Ziviler Ungehorsam ist das Salz in der Suppe einer oft öden Demokratie. Es ist ein öffentlicher, gewaltloser, gewissensbasierter Ungehorsamsakt, auf demokratische Veränderungen ausgerichtet – mit der Konsequenz, auch möglicherweise bestraft zu werden. Es ist der Mut, „Nein“ zu sagen als positive Antwort auf eine oft grenzenlose Hinnahmebereitschaft. Ziviler Ungehorsam ist Ausdruck des plebiszitären Drucks derjenigen, die über keine privilegierten Einflussnahmen verfügen. Er ist letzte Möglichkeit, als Notschrei Demokratiedefzite – so sagt Jürgen Habermas – zu korrigieren.

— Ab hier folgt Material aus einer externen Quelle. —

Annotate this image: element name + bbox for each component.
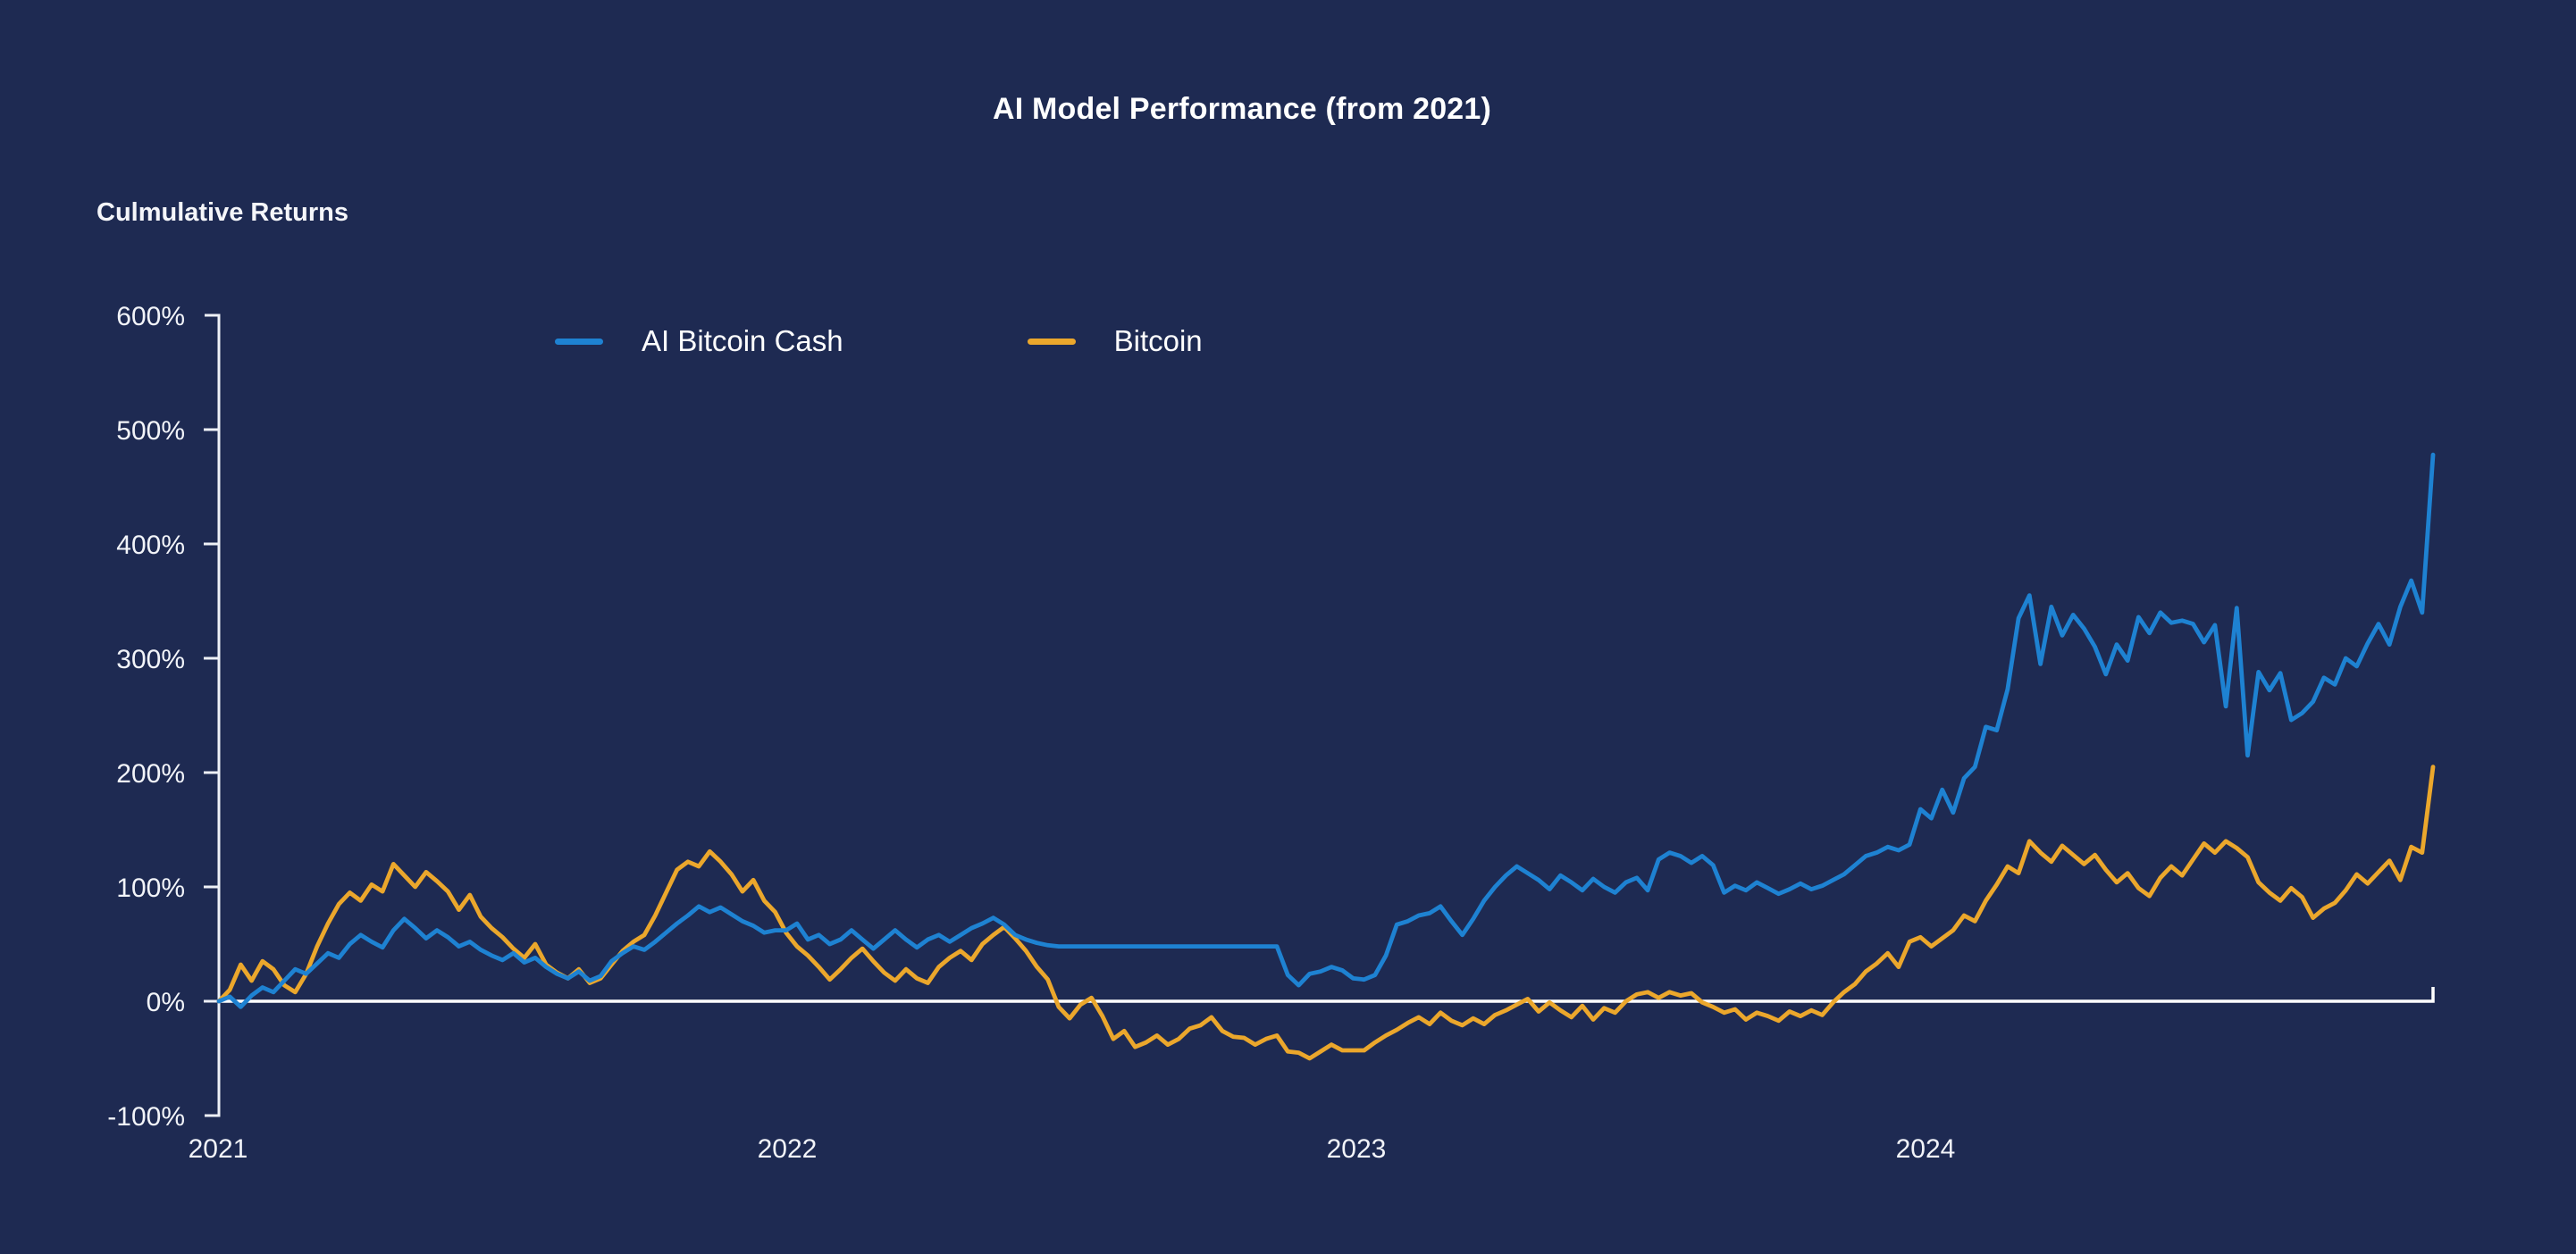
- y-axis-ticks: [204, 428, 220, 1003]
- y-axis-line: [205, 314, 221, 1117]
- legend-item-ai-bitcoin-cash[interactable]: AI Bitcoin Cash: [555, 324, 843, 358]
- y-tick-label: -100%: [107, 1102, 185, 1132]
- x-axis-labels: 2021 2022 2023 2024: [189, 1134, 1956, 1164]
- zero-baseline: [219, 987, 2435, 1003]
- legend-item-bitcoin[interactable]: Bitcoin: [1027, 324, 1203, 358]
- series-line-bitcoin[interactable]: [216, 765, 2436, 1061]
- legend-label: AI Bitcoin Cash: [642, 324, 843, 357]
- legend-label: Bitcoin: [1113, 324, 1203, 357]
- x-tick-label: 2022: [758, 1134, 818, 1164]
- y-tick-label: 600%: [116, 302, 185, 331]
- legend-swatch-blue-icon: [555, 338, 603, 345]
- chart-title: AI Model Performance (from 2021): [992, 92, 1492, 126]
- y-tick-label: 200%: [116, 759, 185, 789]
- y-tick-label: 100%: [116, 874, 185, 903]
- x-tick-label: 2024: [1896, 1134, 1956, 1164]
- x-tick-label: 2021: [189, 1134, 248, 1164]
- series-line-ai-bitcoin-cash[interactable]: [216, 452, 2436, 1009]
- y-tick-label: 300%: [116, 645, 185, 674]
- legend-swatch-orange-icon: [1027, 338, 1076, 345]
- y-tick-label: 500%: [116, 416, 185, 446]
- chart-legend: AI Bitcoin Cash Bitcoin: [555, 320, 1203, 363]
- y-axis-labels: 600% 500% 400% 300% 200% 100% 0% -100%: [107, 302, 185, 1132]
- y-tick-label: 400%: [116, 531, 185, 560]
- x-tick-label: 2023: [1327, 1134, 1387, 1164]
- y-tick-label: 0%: [147, 988, 185, 1017]
- y-axis-title: Culmulative Returns: [96, 198, 348, 227]
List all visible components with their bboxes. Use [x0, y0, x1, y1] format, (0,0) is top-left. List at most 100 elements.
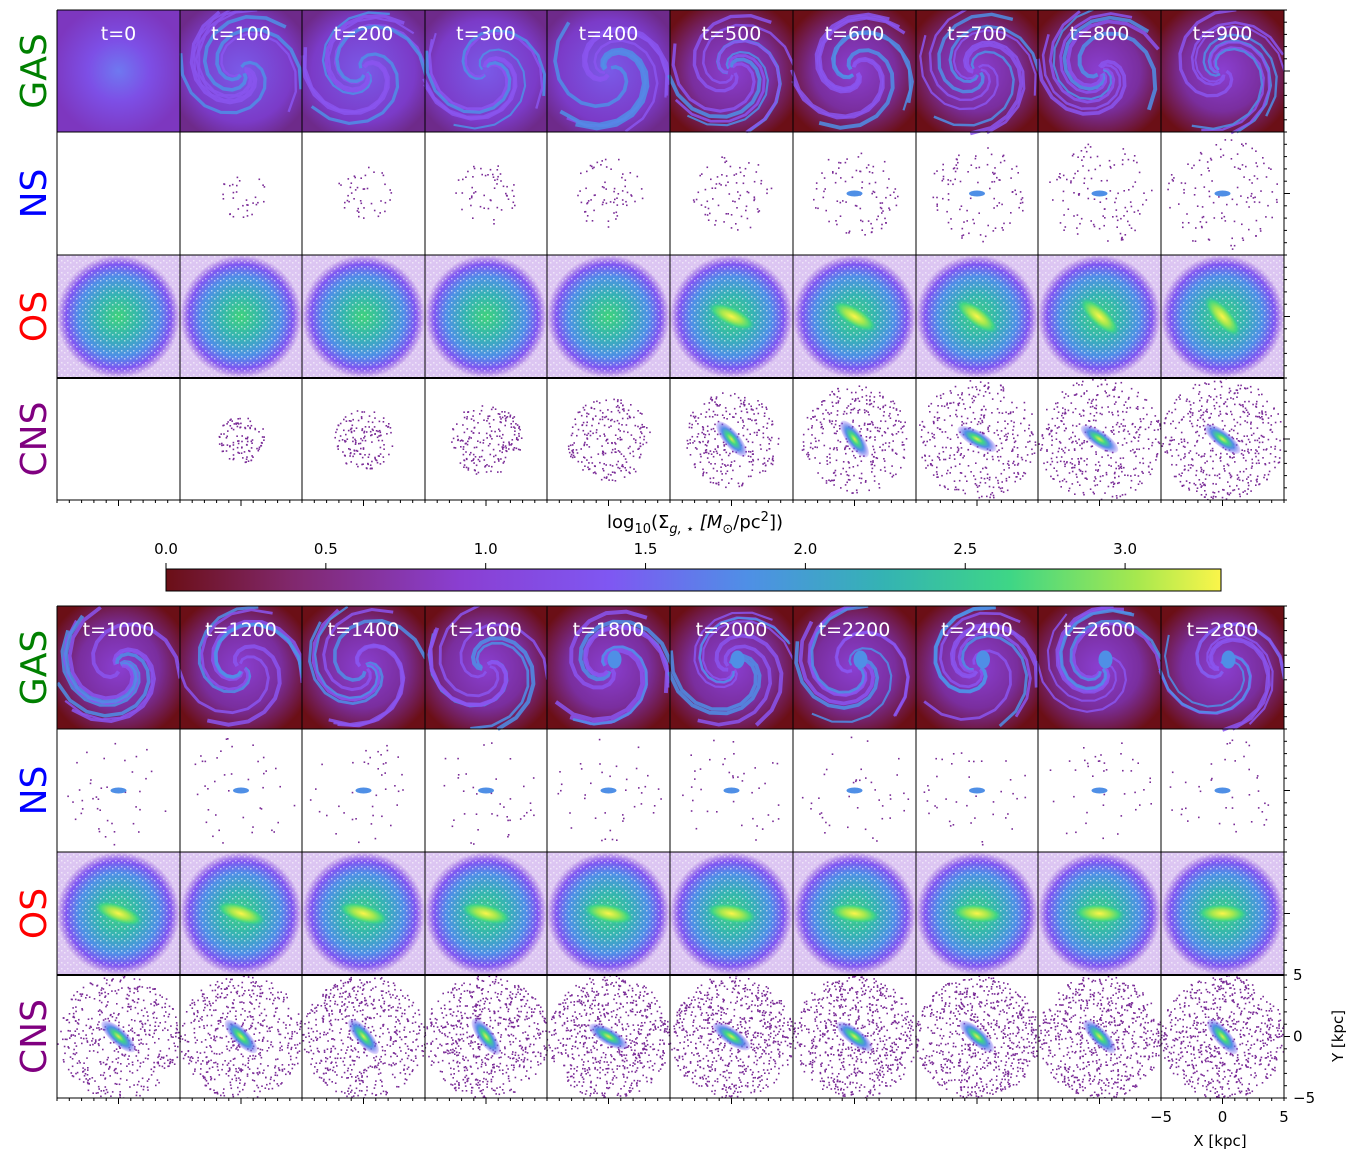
star-particle: [1087, 143, 1090, 146]
star-particle: [500, 471, 502, 473]
star-particle: [211, 989, 214, 992]
star-particle: [889, 472, 892, 475]
star-particle: [196, 793, 199, 796]
star-particle: [1253, 201, 1256, 203]
star-particle: [221, 982, 223, 984]
gas-arm: [1202, 33, 1278, 117]
star-particle: [1086, 458, 1088, 460]
star-particle: [954, 488, 956, 491]
star-particle: [97, 1043, 100, 1045]
star-particle: [1183, 465, 1186, 467]
star-particle: [246, 437, 249, 440]
star-particle: [1011, 401, 1013, 404]
star-particle: [261, 436, 264, 438]
gas-arm: [321, 11, 390, 96]
star-particle: [1137, 408, 1139, 410]
star-particle: [616, 419, 619, 422]
star-particle: [809, 446, 812, 449]
star-particle: [943, 458, 945, 461]
star-particle: [1009, 222, 1011, 224]
star-particle: [1247, 476, 1250, 478]
star-particle: [859, 207, 862, 210]
star-particle: [754, 419, 756, 422]
star-particle: [1014, 480, 1016, 483]
star-particle: [356, 1055, 358, 1058]
star-particle: [1172, 180, 1174, 182]
star-particle: [459, 462, 462, 464]
star-particle: [293, 804, 296, 807]
star-particle: [136, 1034, 139, 1036]
star-particle: [197, 1011, 199, 1014]
star-particle: [246, 440, 249, 443]
star-particle: [505, 447, 507, 449]
star-particle: [1204, 382, 1206, 384]
star-particle: [613, 201, 615, 204]
star-particle: [213, 1089, 215, 1092]
star-particle: [139, 1020, 141, 1023]
star-particle: [981, 419, 983, 422]
star-particle: [891, 449, 894, 452]
star-particle: [356, 210, 359, 212]
star-particle: [1279, 421, 1282, 423]
star-particle: [174, 1045, 176, 1047]
star-particle: [258, 178, 261, 181]
star-particle: [1208, 170, 1210, 172]
star-particle: [981, 431, 984, 434]
star-particle: [280, 1083, 282, 1085]
star-particle: [128, 1006, 131, 1008]
star-particle: [936, 209, 939, 211]
star-particle: [175, 1022, 178, 1024]
star-particle: [121, 1006, 124, 1009]
star-particle: [501, 451, 503, 454]
star-particle: [1195, 474, 1197, 477]
star-particle: [226, 1016, 228, 1018]
star-particle: [571, 426, 574, 428]
star-particle: [1170, 436, 1173, 439]
star-particle: [350, 427, 353, 430]
star-particle: [712, 477, 715, 479]
star-particle: [390, 431, 392, 434]
star-particle: [645, 441, 648, 444]
star-particle: [99, 1009, 101, 1011]
star-particle: [615, 406, 618, 408]
star-particle: [290, 1017, 292, 1019]
star-particle: [209, 1002, 211, 1005]
star-particle: [1074, 408, 1077, 410]
star-particle: [723, 444, 725, 446]
star-particle: [1236, 438, 1238, 440]
star-particle: [845, 470, 848, 473]
star-particle: [1244, 407, 1247, 410]
star-particle: [736, 207, 738, 209]
star-particle: [375, 1055, 378, 1058]
star-particle: [823, 444, 826, 447]
star-particle: [347, 178, 350, 180]
star-particle: [897, 431, 900, 433]
star-particle: [1129, 406, 1132, 409]
star-particle: [229, 1068, 231, 1070]
star-particle: [272, 1002, 274, 1005]
star-particle: [595, 472, 597, 475]
star-particle: [235, 1077, 238, 1080]
star-particle: [1151, 407, 1153, 409]
star-particle: [1157, 441, 1160, 443]
star-particle: [316, 1037, 319, 1040]
star-particle: [1182, 445, 1185, 448]
star-particle: [1237, 476, 1240, 479]
gas-arm: [948, 24, 1042, 83]
star-particle: [1063, 429, 1066, 432]
star-particle: [710, 453, 713, 455]
star-particle: [1271, 191, 1274, 193]
star-particle: [465, 176, 467, 178]
star-particle: [649, 431, 651, 434]
star-particle: [1191, 425, 1194, 428]
star-particle: [252, 456, 254, 458]
star-particle: [1201, 206, 1204, 208]
star-particle: [190, 1060, 193, 1063]
star-particle: [1110, 481, 1113, 484]
star-particle: [373, 1066, 376, 1069]
star-particle: [1071, 458, 1073, 460]
star-particle: [131, 1064, 134, 1066]
gas-arm: [937, 12, 1014, 94]
star-particle: [335, 431, 337, 434]
star-particle: [1065, 480, 1068, 483]
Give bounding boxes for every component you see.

Ziviler Ungehorsam ist fast zum Königskind der Demokratie geworden, ohne zivilen Ungehorsam gäbe es keine Modernisierung von Demokratie, keine Frauen- und Ökologiebewegung, kein Gorleben, kein Dresden gegen Rechtsextremismus und keine Bewegung gegen Stuttgart21. Ziviler Ungehorsam ist kein Schmuddelkind der Demokratie, er ist integraler Bestandteil und Leuchtfeuer dieser.

Wenn das auch nur einigermaßen richtig ist, dann sollte die Staatsanwaltschaft und die Richterschaft mit einem Vortrag von mir in Lindau gelassener umgehen. Ich habe neben einer Analyse der Verursachung der Finanzmarktkrise, alternativen Lösungsvorschlägen und einer Kritik an den Banken und der Politik keineswegs zu Straftaten aufgerufen, sondern das Repertoire des zivilen Ungehorsams und anderer Aktionsformen erörtert, um abschließend – wie bei vergleichbaren Vorträgen in 20 Städten – zu sagen: Jetzt macht euch euren Kopf, welche Aktionen des zivilen Ungehorsams für euch in Lindau, Mainz, Dortmund und Berlin machbar und vertretbar erscheinen.

Ihr Bild, hier habe ein Hochschullehrer die Menschen zum Hausfriedensbruch bei den Banken aufgefordert, stimmt weder inhaltlich, noch gehört die Vorstellung, ein Professor könne in einer Demokratie urteilsfähige Menschen so einfach verführen, zur modernen Demokratie. Ich habe selbst 4 glaubwürdige Zeugen benannt, die den Verlauf des Vortrags in ähnlicher Weise zu Protokoll gegeben haben. Das Gericht selbst hat nach meiner Kenntnis außer der polizeilichen Vernehmung der Journalistin, deren Artikel in der Lindauer Zeitung für das Tätigwerden der Staatsanwaltschaft Kempten maßgebend war, nichts unternommen, um die Beschuldigungen gegenüber meiner Person substanziell anzureichern. Sie haben einen Strafbefehl ohne sorgfältige Prüfung aus der Hüfte geschossen.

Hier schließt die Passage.